LIFE: Read it in the papers
So in theory when we move here to New Zealand later this year, I'll have to get a job. I've been kind of avoiding that topic because there's so much else involved with becoming an expatriate that I've got to worry about, and I can't work anyway until I get residency, which will probably happen 3-4 months after we arrive for good. But the question remains, what will yours truly do? Unfortunately I'm not in one of these "highly skilled" professions there's a demand for here, i.e. medicine or computers. Journalism here is somewhat different than the U.S., although the basic similarities remain. But the newspapers definitely take a more British "tabloidy" tone with the news:
You'd have to read about halfway into this grim story to learn the stabbings occurred in Asia, not downtown Auckland. Not that that mediates their awfulness, but it does show a fundamentally different approach in coverage to our staid -- sometimes dull -- middle American approach. The NZ papers are closest in kin to New York City's fiery New York Post and other tabs, I think. It's an approach I wonder if I can fit in with, although I'm adaptable.

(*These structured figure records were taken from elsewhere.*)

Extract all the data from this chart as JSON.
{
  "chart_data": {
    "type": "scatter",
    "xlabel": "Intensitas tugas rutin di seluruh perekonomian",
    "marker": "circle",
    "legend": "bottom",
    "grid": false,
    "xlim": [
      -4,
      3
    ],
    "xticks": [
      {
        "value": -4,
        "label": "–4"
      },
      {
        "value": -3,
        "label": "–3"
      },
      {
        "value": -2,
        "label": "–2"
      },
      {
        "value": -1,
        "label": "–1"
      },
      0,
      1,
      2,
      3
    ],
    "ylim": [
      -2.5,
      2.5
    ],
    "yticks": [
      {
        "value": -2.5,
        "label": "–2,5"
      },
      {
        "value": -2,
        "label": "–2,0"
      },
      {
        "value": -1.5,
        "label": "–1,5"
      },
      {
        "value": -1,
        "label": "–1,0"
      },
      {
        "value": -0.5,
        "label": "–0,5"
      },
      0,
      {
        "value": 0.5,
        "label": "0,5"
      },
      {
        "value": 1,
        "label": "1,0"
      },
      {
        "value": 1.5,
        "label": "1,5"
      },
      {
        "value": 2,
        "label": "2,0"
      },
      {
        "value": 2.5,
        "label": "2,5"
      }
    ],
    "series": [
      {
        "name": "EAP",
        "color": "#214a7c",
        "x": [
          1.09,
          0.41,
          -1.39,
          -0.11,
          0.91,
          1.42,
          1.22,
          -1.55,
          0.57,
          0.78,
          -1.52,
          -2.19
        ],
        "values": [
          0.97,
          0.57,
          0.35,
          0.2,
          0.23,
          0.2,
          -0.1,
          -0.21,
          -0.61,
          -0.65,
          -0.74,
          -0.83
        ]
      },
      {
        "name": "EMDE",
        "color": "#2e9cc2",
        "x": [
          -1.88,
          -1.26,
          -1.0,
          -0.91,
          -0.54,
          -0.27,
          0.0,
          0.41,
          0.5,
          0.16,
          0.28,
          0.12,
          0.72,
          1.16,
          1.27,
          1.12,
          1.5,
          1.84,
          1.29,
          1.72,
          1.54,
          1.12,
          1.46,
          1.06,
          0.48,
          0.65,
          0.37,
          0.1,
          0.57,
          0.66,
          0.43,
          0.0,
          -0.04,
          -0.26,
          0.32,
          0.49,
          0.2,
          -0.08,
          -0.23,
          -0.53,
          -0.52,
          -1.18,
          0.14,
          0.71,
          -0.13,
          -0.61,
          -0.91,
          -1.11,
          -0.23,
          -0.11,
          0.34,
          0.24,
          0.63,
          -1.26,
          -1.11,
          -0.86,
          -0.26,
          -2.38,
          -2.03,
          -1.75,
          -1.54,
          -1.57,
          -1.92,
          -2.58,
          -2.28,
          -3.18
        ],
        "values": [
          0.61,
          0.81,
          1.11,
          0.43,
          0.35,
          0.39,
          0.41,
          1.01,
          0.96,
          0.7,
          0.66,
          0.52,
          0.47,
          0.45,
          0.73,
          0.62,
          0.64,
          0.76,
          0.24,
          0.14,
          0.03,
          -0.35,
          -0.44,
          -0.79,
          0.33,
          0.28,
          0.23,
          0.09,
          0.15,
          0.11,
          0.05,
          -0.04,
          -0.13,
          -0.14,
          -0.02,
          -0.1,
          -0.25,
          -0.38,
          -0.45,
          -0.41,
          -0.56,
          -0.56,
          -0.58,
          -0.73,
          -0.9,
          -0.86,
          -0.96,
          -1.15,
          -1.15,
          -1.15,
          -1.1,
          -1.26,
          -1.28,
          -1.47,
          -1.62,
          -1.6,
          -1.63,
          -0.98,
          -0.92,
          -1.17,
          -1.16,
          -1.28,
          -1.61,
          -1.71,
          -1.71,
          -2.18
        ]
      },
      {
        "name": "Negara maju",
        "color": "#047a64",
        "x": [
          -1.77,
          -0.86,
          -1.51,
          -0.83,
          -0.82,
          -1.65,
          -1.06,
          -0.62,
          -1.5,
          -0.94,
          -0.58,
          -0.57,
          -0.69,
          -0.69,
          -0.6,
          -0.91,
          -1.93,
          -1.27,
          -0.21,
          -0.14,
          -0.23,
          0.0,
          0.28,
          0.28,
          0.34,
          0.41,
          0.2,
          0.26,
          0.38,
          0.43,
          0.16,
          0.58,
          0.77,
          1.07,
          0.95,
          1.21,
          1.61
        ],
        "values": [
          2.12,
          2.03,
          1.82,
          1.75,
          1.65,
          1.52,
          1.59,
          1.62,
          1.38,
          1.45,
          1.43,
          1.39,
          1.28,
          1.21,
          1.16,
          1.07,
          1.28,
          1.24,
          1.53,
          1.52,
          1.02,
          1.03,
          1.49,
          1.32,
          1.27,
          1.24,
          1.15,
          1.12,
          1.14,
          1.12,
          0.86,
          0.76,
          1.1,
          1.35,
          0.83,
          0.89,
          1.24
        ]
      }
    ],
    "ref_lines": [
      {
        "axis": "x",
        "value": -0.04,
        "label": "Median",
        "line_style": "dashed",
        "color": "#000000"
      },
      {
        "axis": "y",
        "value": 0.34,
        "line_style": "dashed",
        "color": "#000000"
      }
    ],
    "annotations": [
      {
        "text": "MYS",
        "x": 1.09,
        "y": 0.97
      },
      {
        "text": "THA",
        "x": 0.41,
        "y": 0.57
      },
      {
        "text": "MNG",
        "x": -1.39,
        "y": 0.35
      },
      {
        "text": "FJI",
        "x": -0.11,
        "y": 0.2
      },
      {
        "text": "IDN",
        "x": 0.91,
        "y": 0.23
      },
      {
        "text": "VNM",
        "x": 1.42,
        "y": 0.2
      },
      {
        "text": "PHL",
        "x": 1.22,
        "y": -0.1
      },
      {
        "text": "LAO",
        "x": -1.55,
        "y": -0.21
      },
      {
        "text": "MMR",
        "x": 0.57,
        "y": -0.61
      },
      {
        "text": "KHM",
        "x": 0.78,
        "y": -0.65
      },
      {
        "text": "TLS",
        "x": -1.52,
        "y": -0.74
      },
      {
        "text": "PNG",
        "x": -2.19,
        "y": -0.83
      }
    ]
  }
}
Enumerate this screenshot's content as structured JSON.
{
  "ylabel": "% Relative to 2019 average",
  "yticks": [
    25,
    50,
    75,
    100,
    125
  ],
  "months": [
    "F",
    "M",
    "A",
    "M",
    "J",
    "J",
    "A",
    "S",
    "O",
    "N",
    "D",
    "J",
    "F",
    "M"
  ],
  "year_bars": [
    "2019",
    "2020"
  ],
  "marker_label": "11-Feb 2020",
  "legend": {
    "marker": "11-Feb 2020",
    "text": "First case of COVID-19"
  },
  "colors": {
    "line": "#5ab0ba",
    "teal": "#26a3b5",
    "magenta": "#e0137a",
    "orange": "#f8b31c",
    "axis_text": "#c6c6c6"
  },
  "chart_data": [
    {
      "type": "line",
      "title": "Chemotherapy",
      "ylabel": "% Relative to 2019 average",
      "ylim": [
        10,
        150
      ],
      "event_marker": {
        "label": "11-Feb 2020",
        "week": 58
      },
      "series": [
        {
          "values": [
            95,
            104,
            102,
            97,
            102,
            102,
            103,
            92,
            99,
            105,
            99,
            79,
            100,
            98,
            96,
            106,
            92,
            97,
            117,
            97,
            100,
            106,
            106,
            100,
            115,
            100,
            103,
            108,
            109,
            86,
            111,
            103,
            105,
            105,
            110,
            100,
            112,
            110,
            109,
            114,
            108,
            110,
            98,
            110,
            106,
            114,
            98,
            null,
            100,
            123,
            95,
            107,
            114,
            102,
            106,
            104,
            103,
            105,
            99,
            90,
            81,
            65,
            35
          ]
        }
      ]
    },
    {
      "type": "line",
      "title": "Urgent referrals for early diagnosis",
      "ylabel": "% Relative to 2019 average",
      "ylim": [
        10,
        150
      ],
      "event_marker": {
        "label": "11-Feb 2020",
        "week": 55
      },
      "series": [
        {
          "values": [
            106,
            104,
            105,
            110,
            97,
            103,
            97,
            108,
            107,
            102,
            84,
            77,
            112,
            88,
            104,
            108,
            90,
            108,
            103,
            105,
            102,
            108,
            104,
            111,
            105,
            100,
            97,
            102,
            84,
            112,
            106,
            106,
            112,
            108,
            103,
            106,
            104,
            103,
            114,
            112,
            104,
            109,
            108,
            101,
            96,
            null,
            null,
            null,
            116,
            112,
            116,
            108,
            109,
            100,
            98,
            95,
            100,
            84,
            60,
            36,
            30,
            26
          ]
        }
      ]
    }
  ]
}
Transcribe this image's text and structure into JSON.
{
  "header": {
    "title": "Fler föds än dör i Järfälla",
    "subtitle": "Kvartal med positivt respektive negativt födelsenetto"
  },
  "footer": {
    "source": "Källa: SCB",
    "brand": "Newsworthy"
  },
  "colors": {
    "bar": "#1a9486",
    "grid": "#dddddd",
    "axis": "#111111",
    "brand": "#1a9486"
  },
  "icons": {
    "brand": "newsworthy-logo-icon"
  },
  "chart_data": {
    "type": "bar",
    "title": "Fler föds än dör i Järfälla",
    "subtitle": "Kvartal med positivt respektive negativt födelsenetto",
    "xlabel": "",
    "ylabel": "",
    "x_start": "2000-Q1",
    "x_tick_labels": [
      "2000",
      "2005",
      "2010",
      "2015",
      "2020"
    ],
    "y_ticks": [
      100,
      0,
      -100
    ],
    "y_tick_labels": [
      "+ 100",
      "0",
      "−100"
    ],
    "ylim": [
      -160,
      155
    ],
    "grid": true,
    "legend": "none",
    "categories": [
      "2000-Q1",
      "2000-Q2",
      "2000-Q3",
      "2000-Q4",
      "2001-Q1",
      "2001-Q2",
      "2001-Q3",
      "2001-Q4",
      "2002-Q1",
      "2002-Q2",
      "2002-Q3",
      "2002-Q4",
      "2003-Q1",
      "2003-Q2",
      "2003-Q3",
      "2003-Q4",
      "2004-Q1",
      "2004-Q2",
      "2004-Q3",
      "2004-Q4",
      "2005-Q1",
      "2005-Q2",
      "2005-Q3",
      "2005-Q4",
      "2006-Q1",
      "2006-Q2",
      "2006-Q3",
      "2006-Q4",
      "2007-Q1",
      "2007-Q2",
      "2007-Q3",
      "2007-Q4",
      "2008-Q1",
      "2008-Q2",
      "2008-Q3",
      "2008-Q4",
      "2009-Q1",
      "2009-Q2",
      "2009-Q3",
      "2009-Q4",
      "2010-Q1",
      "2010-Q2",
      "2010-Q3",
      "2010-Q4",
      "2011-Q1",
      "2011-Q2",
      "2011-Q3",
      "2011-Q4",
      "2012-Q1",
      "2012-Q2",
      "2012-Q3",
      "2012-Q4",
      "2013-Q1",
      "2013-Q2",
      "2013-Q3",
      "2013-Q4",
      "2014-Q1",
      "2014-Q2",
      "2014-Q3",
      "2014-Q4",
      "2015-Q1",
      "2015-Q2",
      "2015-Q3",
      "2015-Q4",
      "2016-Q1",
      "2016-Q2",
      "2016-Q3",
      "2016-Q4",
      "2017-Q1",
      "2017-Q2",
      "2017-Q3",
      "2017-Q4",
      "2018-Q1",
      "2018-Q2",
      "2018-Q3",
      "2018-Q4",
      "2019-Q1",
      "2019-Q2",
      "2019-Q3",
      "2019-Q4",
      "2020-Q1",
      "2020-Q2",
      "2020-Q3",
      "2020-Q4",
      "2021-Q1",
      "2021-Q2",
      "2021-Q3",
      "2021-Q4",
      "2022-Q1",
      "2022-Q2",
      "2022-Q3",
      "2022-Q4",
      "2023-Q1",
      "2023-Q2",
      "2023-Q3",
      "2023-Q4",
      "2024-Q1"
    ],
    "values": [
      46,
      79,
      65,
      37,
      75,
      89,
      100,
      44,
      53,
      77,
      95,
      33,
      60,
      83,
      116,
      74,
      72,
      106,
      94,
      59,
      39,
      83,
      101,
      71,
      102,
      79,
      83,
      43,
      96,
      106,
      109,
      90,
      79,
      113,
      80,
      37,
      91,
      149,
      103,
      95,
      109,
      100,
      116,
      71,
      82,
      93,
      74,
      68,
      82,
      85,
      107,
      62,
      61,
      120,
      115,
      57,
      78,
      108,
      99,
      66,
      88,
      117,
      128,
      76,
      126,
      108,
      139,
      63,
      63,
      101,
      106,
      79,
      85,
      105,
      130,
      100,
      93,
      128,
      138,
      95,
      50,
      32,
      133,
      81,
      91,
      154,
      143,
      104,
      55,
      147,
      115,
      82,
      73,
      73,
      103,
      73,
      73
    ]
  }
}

They definitely sensationalize a bit more here -- why have a traffic jam when you can have "Road Rage Chaos In Jam From Hell", as a headline a few weeks back said? Or take this gem from Sunday's paper, at right. Of course, the story is actually about a bird whose neck was snapped, traumatizing an entire family of kiwis: "An Auckland couple have accused the owner of Ngatea cafe of snapping the neck of a sparrow sitting on the cafe's windowsill and dumping it in a plastic bag in the freezer." Definitely unpleasant, but the headline kind of gives you a rather different impression than bird-icide, doesn't it?
There's also an excellent magazine industry here in Auckland that boasts several fine 'zines I wouldn't mind working for if the opportunity presented itself... Of course, for all I know, I won't be able to get a journalism job anyway, and end up doing magic tricks for nickels in front of a fish-and-chip shop.